Гудок приближающегося локомотива прозвучал так громко и неожиданно, что Пашка вздрогнул и проснулся. Он пошевелился на руках у матери и оглядел сонными глазами огни вокзала, отражающиеся на рельсах и на мокром асфальте. Было безлюдно, неуютно, поэтому Пашка снова закрыл глаза и зарылся носом в пушистый воротник матери.
– Мама, а когда мы придем? – тихо спросил он.
Молодая женщина ничего не ответила, лишь сильнее прижала его к себе. Потом Пашка ощутил на своих щеках тепло – оказалось, они вошли уже в здание вокзала. Мать нашла в зале ожидания свободное место, усадила Пашку и сказала:
– Никуда не уходи, я пойду куплю билет. Скоро поедем.
Затем она сунула ему в карман шоколадку, поправила меховую шапочку и почему-то прибавила:
– Прости, сыночек...
Женщине казалось, что в этот момент все с презрением смотрят ей в спину. Поэтому она низко опустила голову, почти бегом пересекла зал, скрылась за углом.
Она вышла на улицу, нашла возле скверика красивую иностранную машину с потушенными фарами. Хлопнула дверью, упала на сиденье и лишь тогда перевела дыхание.

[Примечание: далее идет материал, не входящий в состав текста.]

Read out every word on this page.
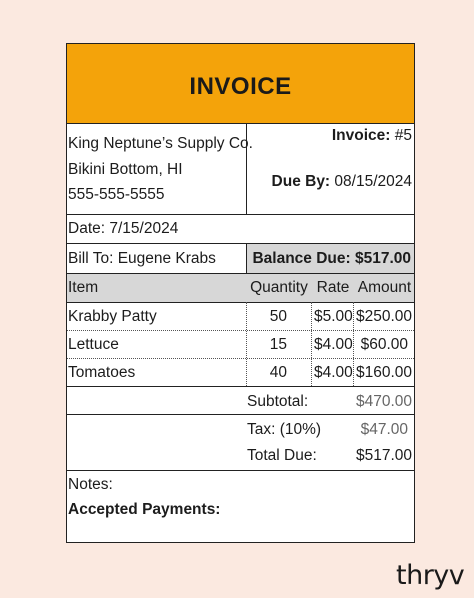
INVOICE
King Neptune’s Supply Co.
Bikini Bottom, HI
555-555-5555
Invoice: #5
Due By: 08/15/2024
Date: 7/15/2024
Bill To: Eugene Krabs Balance Due: $517.00
Item	Quantity Rate Amount
Krabby Patty	50 $5.00 $250.00
Lettuce	15 $4.00 $60.00
Tomatoes	40 $4.00 $160.00
Subtotal:	$470.00
Tax: (10%)	$47.00
Total Due:	$517.00
Notes:
Accepted Payments:
thryv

– Все нормально? – спросил ее молодой плечистый мужчина, сидящий за рулем.
Женщина молча кивнула.
– Ну, тогда поехали. – И он завел двигатель.
– Он такой маленький, – сказала наконец женщина. – Я боюсь за него.
Мужчина выключил зажигание и повернулся к ней.
– Я думал, мы уже все решили. Или нет?
– Да, но я... Я боюсь. Мне плохо.
– Ты еще можешь все вернуть. Иди забирай его, и возвращайтесь в свою общагу. Я поеду один. И ты никогда меня не увидишь – я останусь жить в Германии. Выбирай, кто тебе больше нужен, – он или я.
– Нет, нет... Мы все решили. Ты прав. – Женщина до боли сжала пальцы. – Поедем скорее.
– Это другой разговор. – Он вновь завел двигатель. – В конце концов, если дети мешают жить, зачем держать их?
Женщина молчала, пытаясь подавить в себе все чувства. Они миновали площадь, выехали на проспект. Огни встречных машин расходились лучами, преломляясь в осенней водяной пыли.
– Ну, успокойся, – уже мягче сказал мужчина. – Он уже завтра будет в детском доме. Вечером его найдет милиция, его покормят, о нем позаботятся. Честное слово, ничего не случится.
Женщина кивнула и вытерла слезы носовым платком.
* * *
Однако Пашка не попал в детский дом. Первые минуты он сидел тихо и поглядывал на угол, откуда вот-вот должна была выйти мама. Она почему-то задерживалась. Пашка мог подумать, что мать стоит в очереди, но он был совсем маленьким и не знал, что такое очереди.
Потом он начал разглядывать сидящих вокруг людей. Прямо перед ним расположились две худенькие беловолосые девочки с мамой. Они ели вареные яйца с курицей, запивали из термоса и иногда почему-то строго поглядывали на Пашку. Чуть впереди сидел бородатый дедушка. У него было очень некрасивое лицо, все в болячках, а пальто рваное и грязное. Дедушка сидел и ничего не делал, никуда не спешил. Слева от него спали на узлах смуглые черноволосые женщины, их чумазые дети бегали вокруг, кричали, ползали под скамейками и дрались.